Vous n’ignorerez pas que je partage largement votre conception « maximaliste », contre un faux « réformisme » fédéraliste qui n’est plus, désormais, qu’un vague européisme, et ne mérite pas d’être jugé plus favorablement pour le fait qu’il a décidé, aujourd’hui, de jouer le conseiller non écouté des « gauches nationales » — tout aussi imperméables que les droites à l’idée d’un dépassement du cadre étatique national — comme hier il l’était des forces conservatrices. La critique d’un tel « carbonarisme » a été faite il y a quelque temps par ces mêmes néo-européistes qui maintenant le défendent, et nous n’avons qu’à leur répéter : ex ore tua te judico : medice cura te ipsum.
Cet aspect négatif de l’attitude de nos réformistes est singulièrement confirmé par l’attitude qu’ils prennent en politique étrangère (appui d’un accord entre les deux grands, à n’importe quel prix, favorisant le maintien de l’équilibre bipolaire et la position subordonnée de l’Europe, qui serait appelée à faire les frais d’un tel accord), réduisant ainsi les fédéralistes à la fonction de petits Metternich du XXe siècle, chargés des menus travaux pour l’installation d’un télex entre la Maison Blanche et le Kremlin. C’est celle que vous et moi appelons l’hétéronomie fédéraliste — et qui justifie entièrement la réaffirmation rigoureuse que vous faites de notre autonomie ; réaffirmation qui à mon avis vaut tout aussi bien vis-à-vis du caractère à la fois tiède et nébuleux — donc, lui aussi, hétéronome, quoique de signe contraire — qui est le propre du troisième courant qui caractérise aujourd’hui notre mouvement : le courant « intégraliste ». En d’autres termes : le problème « institutionnel » doit être placé rigoureusement au premier plan, comme le choix de fond devant lequel l’humanité se trouve dans notre siècle, la clé et le « préalable » pour la solution de ses problèmes plus graves. Tel est le « cadre » de notre pensée comme de notre action. Mais quel en est le contenu ?

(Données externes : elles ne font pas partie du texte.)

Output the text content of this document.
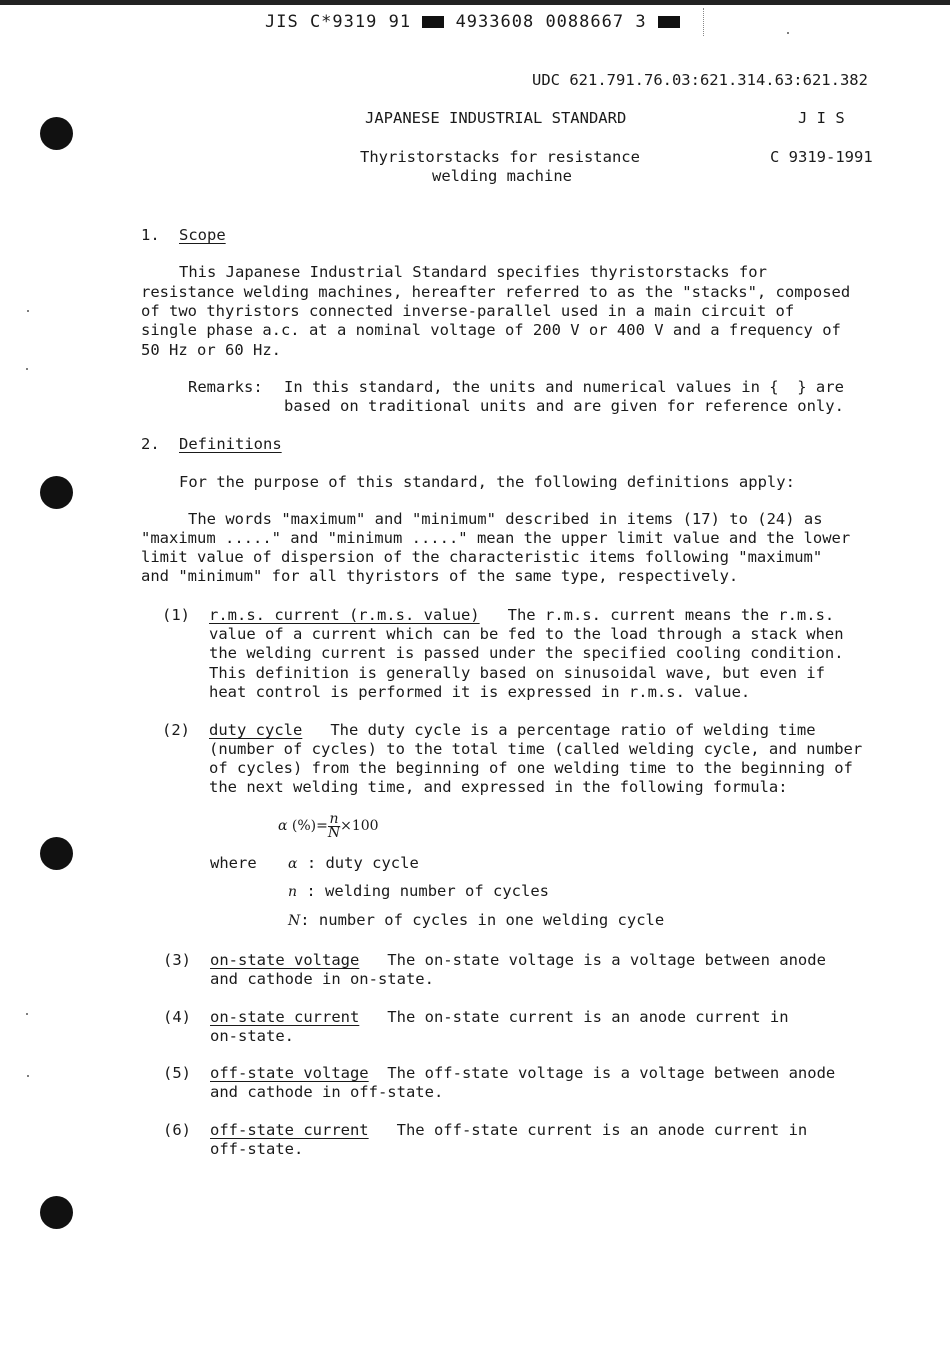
JIS C*9319 91	4933608 0088667 3
UDC 621.791.76.03:621.314.63:621.382
JAPANESE INDUSTRIAL STANDARD	J I S
Thyristorstacks for resistance
welding machine
C 9319-1991
1. Scope
This Japanese Industrial Standard specifies thyristorstacks for
resistance welding machines, hereafter referred to as the "stacks", composed
of two thyristors connected inverse-parallel used in a main circuit of
single phase a.c. at a nominal voltage of 200 V or 400 V and a frequency of
50 Hz or 60 Hz.
Remarks: In this standard, the units and numerical values in {  } are
based on traditional units and are given for reference only.
2. Definitions
For the purpose of this standard, the following definitions apply:
The words "maximum" and "minimum" described in items (17) to (24) as
"maximum ....." and "minimum ....." mean the upper limit value and the lower
limit value of dispersion of the characteristic items following "maximum"
and "minimum" for all thyristors of the same type, respectively.
(1) r.m.s. current (r.m.s. value)   The r.m.s. current means the r.m.s.
value of a current which can be fed to the load through a stack when
the welding current is passed under the specified cooling condition.
This definition is generally based on sinusoidal wave, but even if
heat control is performed it is expressed in r.m.s. value.
(2) duty cycle   The duty cycle is a percentage ratio of welding time
(number of cycles) to the total time (called welding cycle, and number
of cycles) from the beginning of one welding time to the beginning of
the next welding time, and expressed in the following formula:
α (%)= $\frac{n}{N} \times 100$
where α : duty cycle
n : welding number of cycles
N: number of cycles in one welding cycle
(3) on-state voltage   The on-state voltage is a voltage between anode
and cathode in on-state.
(4) on-state current   The on-state current is an anode current in
on-state.
(5) off-state voltage  The off-state voltage is a voltage between anode
and cathode in off-state.
(6) off-state current   The off-state current is an anode current in
off-state.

Eh bien, on a l’impression — et ici commence mon désaccord — que cette demande n’a pas de sens dans votre conception ; que ce cadre et ce préalable soient devenus la totalité du réel, l’alpha et l’oméga de la politique ; que la réalisation de la fédération européenne constituerait un saut du royaume de la nécessité au royaume de la liberté, après lequel, à la rigueur, tous les problèmes seraient, par définition, déjà résolus, et l’histoire même de l’humanité se trouverait conclue.
Cela vous mène, au fond, à la même idée fixe qui anime les intégralistes : le fédéralisme comme recette magique et formule thaumaturgique — d’ailleurs déjà inscrit, et une fois pour toutes, dans le budget provisionnel du futur.[1] Ce qui impliquerait au fond — pour les uns comme pour les autres — que sur les plus graves problèmes de l’Europe et du monde (réforme de la démocratie, planification démocratique, structuration régionale de l’Europe, rapports Est-Ouest, problèmes de l’Allemagne et des satellites, défense européenne et O.TA.N.) les fédéralistes n’auraient plus rien à dire (et en effet, dans votre Charte, vous n’en dites rien). La Fédération aura tout résolu.
Votre apolitisme et votre dévaluation radicale et sans résidus de toutes les idéologies vous mènent ainsi à cette sorte de « qualunquisme » ou « poujadisme » politique et d’« adiophorie » pour les valeurs démocratiques. Et puisque la nature a horreur du vide, ce vide peut être rempli, ad libitum, par n’importe quel contenu, même le plus équivoque. C’est un défaut qu’on vous reproche souvent: et dans ces limites au moins, la « Lettre ouverte » que Bandinelli a, à son tour, adressée, il y a quelque temps, à Albertini, me paraît garder un certain intérêt.
A cette conception je voudrais opposer — modestement, mais fermement — la leçon plus profonde de l’historicisme au quel d’ailleurs vous vous reportez vous-mêmes. La Aufhebung d’un problème, d’une doctrine ou d’une politique par une autre conception plus élevée et adéquate ne signifie pas destruction, négation pure et simple de la problématique des conceptions précédentes, mais bien sa transposition dans un ordre d’idées supérieur, où ces problèmes et ces solutions — à la fois les mêmes et autres — acquièrent un sens plus profond et plus vrai et une plus grande adhérence au réel.[2]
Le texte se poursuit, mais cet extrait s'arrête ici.